The one task I hate when gardening is hardening off plants. I tend to rush it and my poor seedlings pay the price. Usually, I am pretty good about limiting sun exposure but not so good about setting up wind breaks.

This year I decided to try introducing wind to my plants while they are still in the grow room. Sure, I could go plonk down $50 and get something bespoke here, but this is a perfect opportunity to use some of the extra PC case fans I have sitting around. It took all of two minutes to prototype a working “plant fan” by connecting a 9V battery across the fan terminals and cable tying the fan near my bell pepper plants.

That worked, until the battery gave out a few hours later. Also there was just one speed, “On,” and I might want to baby some plants or give them the occasional break. A good reason to dig through my parts box and pull out the trusty old Arduino.
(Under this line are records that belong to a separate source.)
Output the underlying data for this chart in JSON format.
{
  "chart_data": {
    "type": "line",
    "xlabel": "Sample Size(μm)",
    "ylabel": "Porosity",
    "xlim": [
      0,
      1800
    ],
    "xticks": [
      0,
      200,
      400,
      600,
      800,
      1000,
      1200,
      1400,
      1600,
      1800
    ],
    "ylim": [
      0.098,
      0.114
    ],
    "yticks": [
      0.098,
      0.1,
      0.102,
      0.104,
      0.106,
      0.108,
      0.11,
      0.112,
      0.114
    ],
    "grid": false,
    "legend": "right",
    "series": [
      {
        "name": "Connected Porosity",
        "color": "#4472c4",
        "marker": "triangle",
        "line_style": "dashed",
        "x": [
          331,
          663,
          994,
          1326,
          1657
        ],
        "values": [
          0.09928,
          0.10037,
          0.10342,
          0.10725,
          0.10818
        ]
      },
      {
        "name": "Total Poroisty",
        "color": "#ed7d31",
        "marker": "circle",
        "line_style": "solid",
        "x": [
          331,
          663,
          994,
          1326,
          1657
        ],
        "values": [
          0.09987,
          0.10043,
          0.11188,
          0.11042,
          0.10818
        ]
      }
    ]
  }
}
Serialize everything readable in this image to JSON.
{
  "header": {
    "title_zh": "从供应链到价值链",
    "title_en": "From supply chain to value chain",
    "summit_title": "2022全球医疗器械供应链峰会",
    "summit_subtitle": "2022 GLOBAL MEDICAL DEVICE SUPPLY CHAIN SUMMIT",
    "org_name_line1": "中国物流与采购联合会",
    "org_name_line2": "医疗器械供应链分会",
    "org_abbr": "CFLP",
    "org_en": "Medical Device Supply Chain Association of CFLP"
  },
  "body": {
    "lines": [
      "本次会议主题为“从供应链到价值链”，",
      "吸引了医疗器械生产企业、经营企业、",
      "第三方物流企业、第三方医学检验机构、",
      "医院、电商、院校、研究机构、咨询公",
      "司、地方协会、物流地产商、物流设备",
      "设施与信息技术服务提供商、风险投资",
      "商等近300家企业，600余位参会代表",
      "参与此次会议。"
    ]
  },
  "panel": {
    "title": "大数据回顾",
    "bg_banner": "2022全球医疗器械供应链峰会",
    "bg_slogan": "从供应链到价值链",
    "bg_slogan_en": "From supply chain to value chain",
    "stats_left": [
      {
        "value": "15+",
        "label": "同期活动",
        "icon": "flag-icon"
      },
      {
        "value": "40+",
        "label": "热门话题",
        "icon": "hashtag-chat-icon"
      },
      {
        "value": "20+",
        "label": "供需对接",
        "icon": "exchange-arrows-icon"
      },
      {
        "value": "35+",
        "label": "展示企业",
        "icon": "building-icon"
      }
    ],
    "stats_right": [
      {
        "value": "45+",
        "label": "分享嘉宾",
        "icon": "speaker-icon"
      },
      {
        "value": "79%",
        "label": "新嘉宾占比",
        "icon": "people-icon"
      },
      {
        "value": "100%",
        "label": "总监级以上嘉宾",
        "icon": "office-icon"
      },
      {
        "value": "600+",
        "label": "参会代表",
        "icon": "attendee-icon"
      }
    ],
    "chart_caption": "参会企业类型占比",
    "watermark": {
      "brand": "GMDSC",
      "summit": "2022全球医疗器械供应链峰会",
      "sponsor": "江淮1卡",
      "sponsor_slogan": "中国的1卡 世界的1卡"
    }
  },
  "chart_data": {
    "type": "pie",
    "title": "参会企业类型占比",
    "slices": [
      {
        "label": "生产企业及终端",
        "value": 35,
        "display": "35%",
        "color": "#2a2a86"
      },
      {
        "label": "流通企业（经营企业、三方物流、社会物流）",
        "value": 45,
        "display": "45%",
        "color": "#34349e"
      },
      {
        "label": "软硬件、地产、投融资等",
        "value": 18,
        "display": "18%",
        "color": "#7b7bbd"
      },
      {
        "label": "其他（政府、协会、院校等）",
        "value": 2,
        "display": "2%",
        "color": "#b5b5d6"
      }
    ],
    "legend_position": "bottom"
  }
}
There is basically nothing to fan speed control: just send a PWM signal on pin 4 and the rest is same as before. The microcontroller can send PWM signals for you so you just need to set the level. I put a pot between +5V and GND as a speed knob and wrote a quick sketch, and bam! Code here.

Power to the Arduino is on the same power strip as my grow lights, plugged into a smart power switch. The wind and sun get turned off according to the clock, or Alexa.

I don’t lack for Linux capable SBCs around here but there is something refreshing about the simplicity of Arduino.

Arduino pumpkin lights

Lacking creativity this year, I kind of phoned in the pumpkin carving. We went with regular old triangle-eyed Jack-o-lanterns. It turned out this suited Alex fine: he has decided lately that a certain level of traditionalism is called for. Watching keenly as I cut away bits of pumpkin, he was quick to point out whenever I was doing it the wrong way.

Anyhow, not wanting Halloween to pass buy without doing something new, I decided I’d write a pumpkin light control sketch for Arduino. I have the original board with the Atmega8, and the last time I touched it, the SDK was arduino-0011, which was released about seven years, three domiciles, and one country ago. Since then, I’m happy to see that arduino-mk landed in Debian, and the SDK hasn’t changed APIs in any noticeable way, so it was easy to get back up and running.

The concept is pretty simple: write PWM patterns to an output pin to control the brightness or on/off state of the pumpkin light. I came up with three patterns: fade up and down; random toggle; and sequential stepping. The sketch code is over here.

Arduino light controllerOn the hardware side, I used 3 LEDs for each pumpkin, snipped from a roll that I had left over from my cabinet lighting project. The LEDs expect a +12V supply. On the spool, they are wired in series with a 150 ohm resistor and each LED has a 2.7V voltage drop. Powering that would stretch the Arduino, so I used a separate 12V power supply for those, and used the Arduino to switch an NPN transistor corresponding to each light. I soldered the LEDs to some speaker wire and put the rest of the components on an Arduino protoshield inside a box. This was essentially a lunch hour’s worth of work to get the basic functionality going, and then a little more time to make it neat.

This year Alex and Ian went as Bumblebee and Iron Man respectively (-ENOTPICTURED). Sadly, with store bought costumes — homemade ones will have to wait until one of us learns to sew something other than kites.